Ники затрясло. Он бы терпел и дальше её характер, солдафонские, диктаторские меры, глухоту и слепоту сердца. Но что она делает? Отказывается. Бесповоротно.
Руки опустились.
— Из-за сплетен. Каких-то жалких слов. А я, мам, тебя всегда защищаю.
Взяв с трюмо матери карандаш для век и тушь для ресниц, прихватив её помаду, Ник бросился в ванную комнату.
Соня схватилась следом.
— Что ты придумал? — воскликнула она.
Ничего. Ничего Никита не ответил. Крепко схватив себя за волосы, он убрал их со лба, впялив сумасшедший взгляд в зеркало. Ничего, уже ничего хорошего он не сделает. Да и не делал никогда. Тот мальчик, которого родила Соня Толмачёва-Рубанова, должен был веки вечные молчать, сидеть в рубашечке с ней рядом и до пенсионного возраста на каждый свой вздох просить — «можно?».
— «Уж лучше-б вы собаку завели, а не ребёнка», — думал словами израильской бабушки Никита, справляясь с косметикой топорно, неумело, абы как. Дрожащие линии выходят за рамки век и стремительно вылетают за грани разумного. Ужасен, безобразен. Сколько раз Ник слышал эти слова про себя, из глубин совести. Нельзя мальчику быть красивым. Ты не умеешь, угомонись. Ты ужасен, хватит уже. Мама об этом не говорила. Никогда, но глубоко в душе Никита знал — она так думает.
— Плохой, сука, пло-хой! — елозя щёточкой чёрной по ресницам вышёптывал сквозь зубы он, покуда мать ломилась в дверь.

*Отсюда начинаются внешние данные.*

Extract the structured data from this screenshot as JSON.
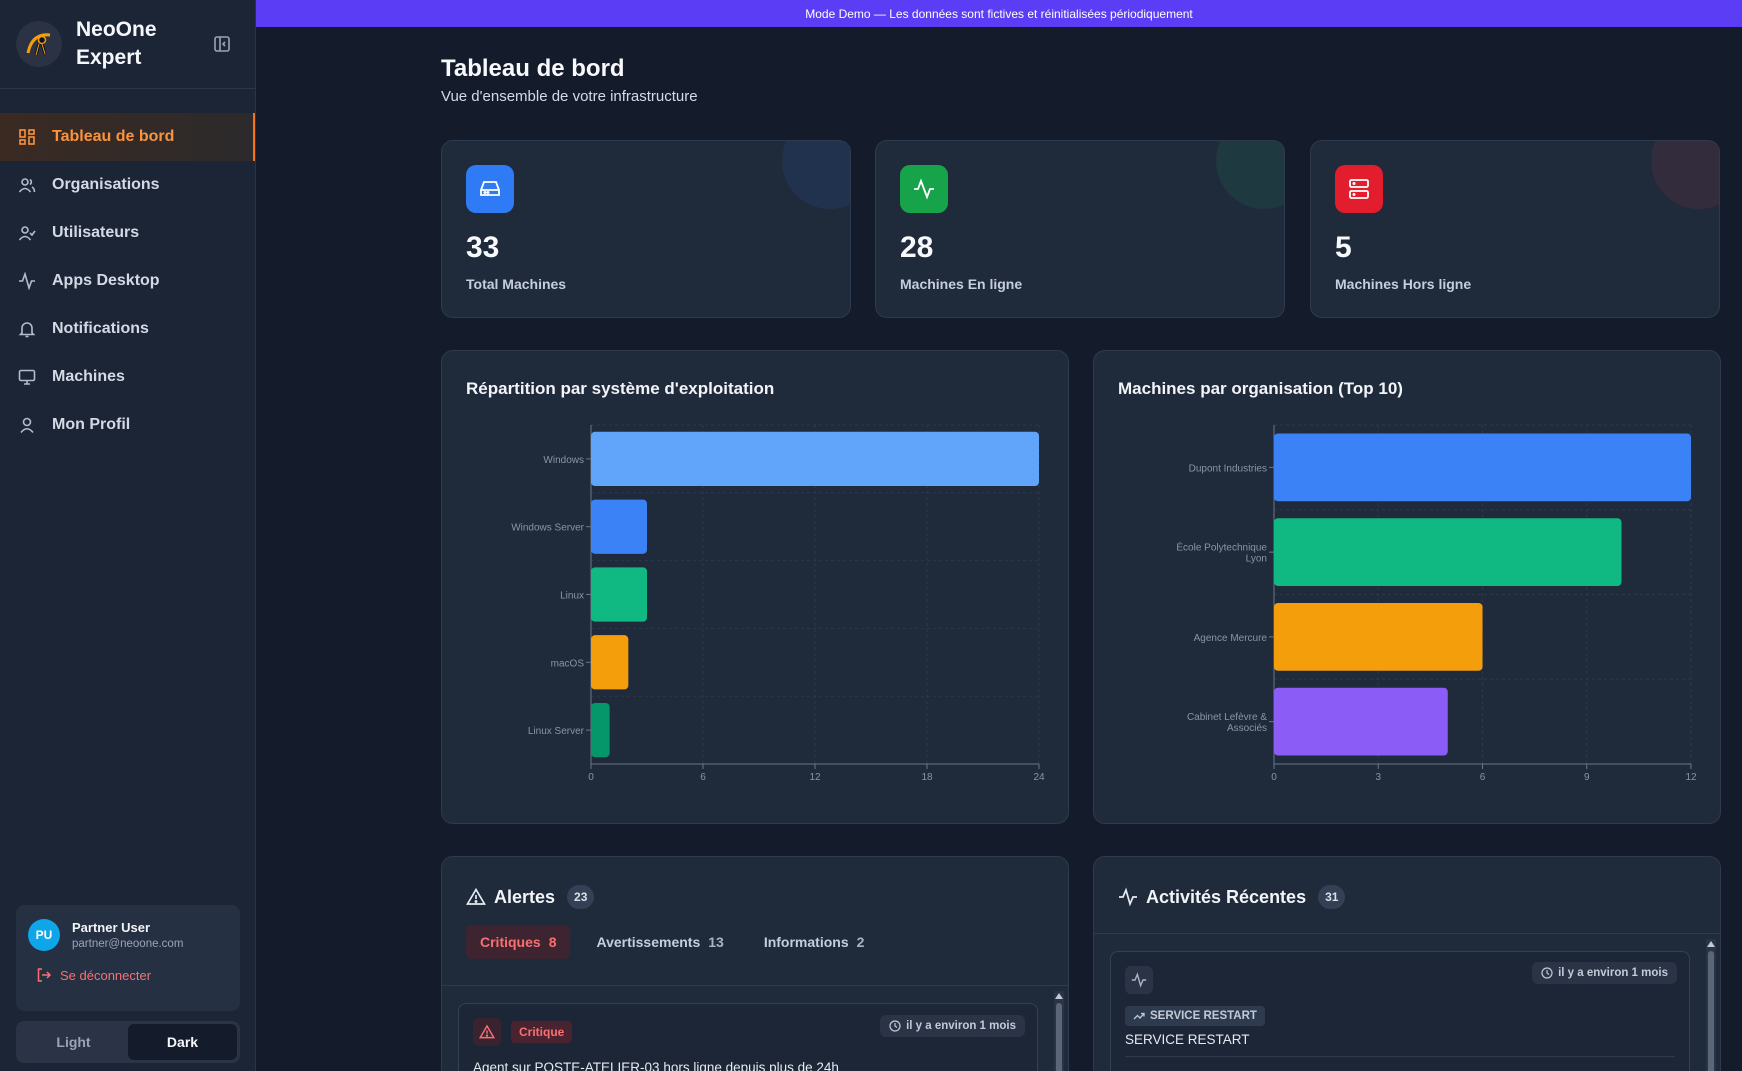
{
  "banner": {
    "text": "Mode Demo — Les données sont fictives et réinitialisées périodiquement"
  },
  "brand": {
    "line1": "NeoOne",
    "line2": "Expert"
  },
  "nav": {
    "items": [
      {
        "label": "Tableau de bord",
        "icon": "dashboard-icon",
        "active": true
      },
      {
        "label": "Organisations",
        "icon": "users-icon"
      },
      {
        "label": "Utilisateurs",
        "icon": "user-check-icon"
      },
      {
        "label": "Apps Desktop",
        "icon": "activity-icon"
      },
      {
        "label": "Notifications",
        "icon": "bell-icon"
      },
      {
        "label": "Machines",
        "icon": "monitor-icon"
      },
      {
        "label": "Mon Profil",
        "icon": "user-icon"
      }
    ]
  },
  "user": {
    "initials": "PU",
    "name": "Partner User",
    "email": "partner@neoone.com",
    "logout_label": "Se déconnecter"
  },
  "theme": {
    "light": "Light",
    "dark": "Dark",
    "selected": "Dark"
  },
  "page": {
    "title": "Tableau de bord",
    "subtitle": "Vue d'ensemble de votre infrastructure"
  },
  "stats": [
    {
      "value": "33",
      "label": "Total Machines",
      "color": "#2f7bf6",
      "icon": "hard-drive-icon"
    },
    {
      "value": "28",
      "label": "Machines En ligne",
      "color": "#16a34a",
      "icon": "activity-icon"
    },
    {
      "value": "5",
      "label": "Machines Hors ligne",
      "color": "#e11d2e",
      "icon": "server-icon"
    }
  ],
  "os_chart": {
    "title": "Répartition par système d'exploitation"
  },
  "org_chart": {
    "title": "Machines par organisation (Top 10)"
  },
  "chart_data": [
    {
      "type": "bar",
      "orientation": "horizontal",
      "title": "Répartition par système d'exploitation",
      "categories": [
        "Windows",
        "Windows Server",
        "Linux",
        "macOS",
        "Linux Server"
      ],
      "values": [
        24,
        3,
        3,
        2,
        1
      ],
      "colors": [
        "#60a5fa",
        "#3b82f6",
        "#10b981",
        "#f59e0b",
        "#059669"
      ],
      "xlim": [
        0,
        24
      ],
      "xticks": [
        "0",
        "6",
        "12",
        "18",
        "24"
      ],
      "grid": true
    },
    {
      "type": "bar",
      "orientation": "horizontal",
      "title": "Machines par organisation (Top 10)",
      "categories": [
        "Dupont Industries",
        "École Polytechnique Lyon",
        "Agence Mercure",
        "Cabinet Lefèvre & Associés"
      ],
      "category_lines": [
        [
          "Dupont Industries"
        ],
        [
          "École Polytechnique",
          "Lyon"
        ],
        [
          "Agence Mercure"
        ],
        [
          "Cabinet Lefèvre &",
          "Associés"
        ]
      ],
      "values": [
        12,
        10,
        6,
        5
      ],
      "colors": [
        "#3b82f6",
        "#10b981",
        "#f59e0b",
        "#8b5cf6"
      ],
      "xlim": [
        0,
        12
      ],
      "xticks": [
        "0",
        "3",
        "6",
        "9",
        "12"
      ],
      "grid": true
    }
  ],
  "alerts": {
    "title": "Alertes",
    "count": "23",
    "tabs": [
      {
        "label": "Critiques",
        "count": "8",
        "active": true
      },
      {
        "label": "Avertissements",
        "count": "13"
      },
      {
        "label": "Informations",
        "count": "2"
      }
    ],
    "first": {
      "severity": "Critique",
      "time": "il y a environ 1 mois",
      "text": "Agent sur POSTE-ATELIER-03 hors ligne depuis plus de 24h"
    }
  },
  "activities": {
    "title": "Activités Récentes",
    "count": "31",
    "first": {
      "time": "il y a environ 1 mois",
      "type": "SERVICE RESTART",
      "text": "SERVICE RESTART"
    }
  }
}
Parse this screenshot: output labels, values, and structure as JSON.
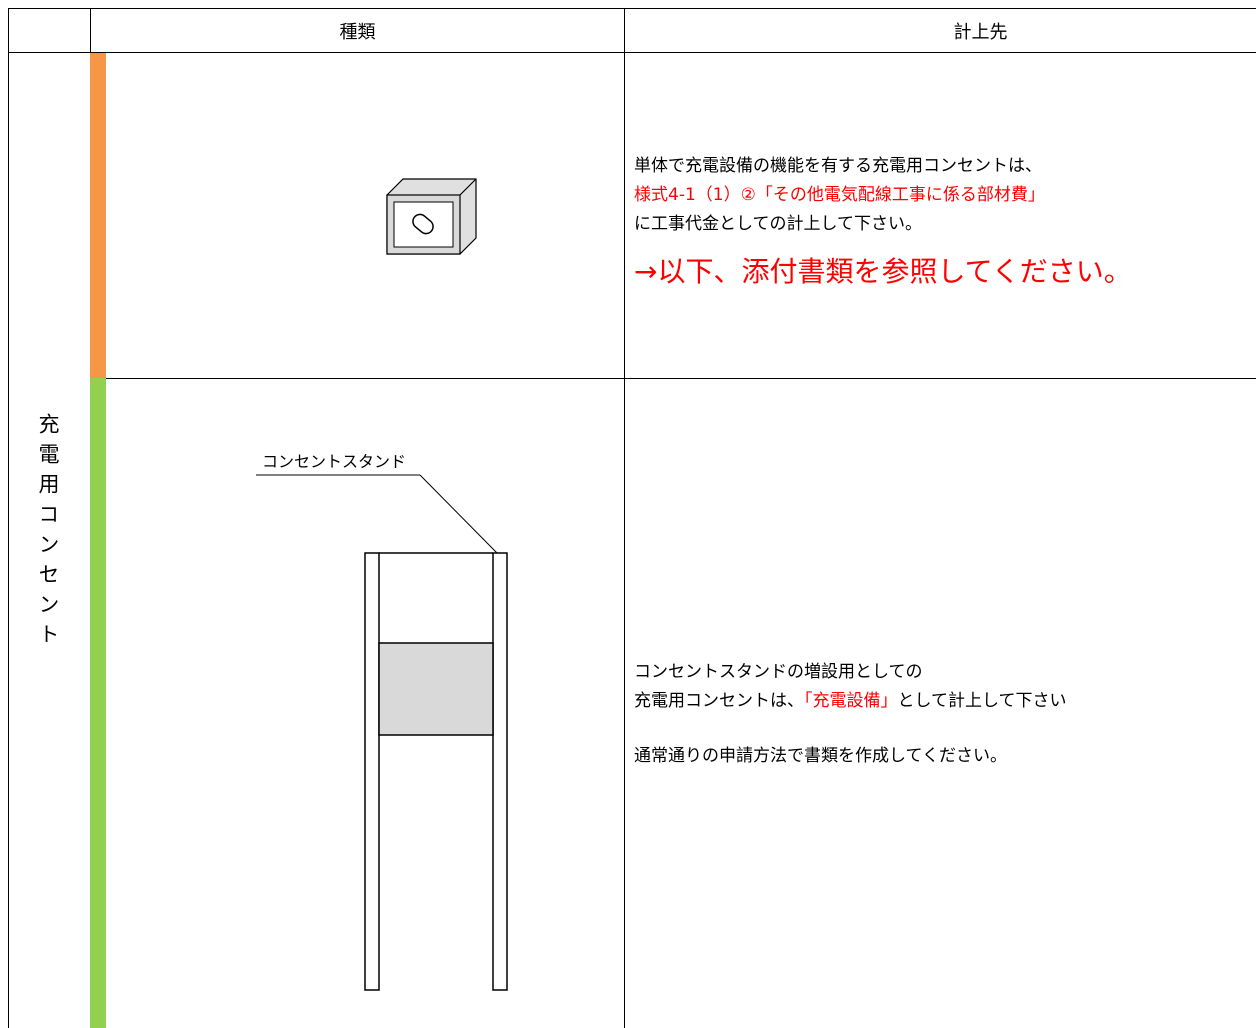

Переживает? Боится? За себя. Что он опять её опозорит.
Он жаждал её выбесить, зловеще улыбаясь отражению. Малюет одна рука кривую линию по губам, другая жирную стрелку по уголку глаз. Жуткий, невзрачный мальчишка. Ник захохотал, пока из глаз струились слёзы. Пройти весь путь, от внушения о некрасивости до главной любви самого красивого мужчины города, чтобы снова оказаться в исходной точке. Уродливый. Мама ведь этого хотела.
Через пять минут дверь ванной распахнулась и в комнату вышла шифоновая женская блузка, взлохмаченные волосы, начёсанные от корней до кончиков волос. Софья Павловна шатнулась к стене. Чёрные веки крепко вцепились ей в горло, широкая улыбка убийцы смешалась с чёрными потёками на щеках... Парнишки? Ей стало трудно дышать.
Упрямо-грубый, криво раскрашенный в красное рот заговорил.
— Вот теперь я тот, каким ты видишь меня.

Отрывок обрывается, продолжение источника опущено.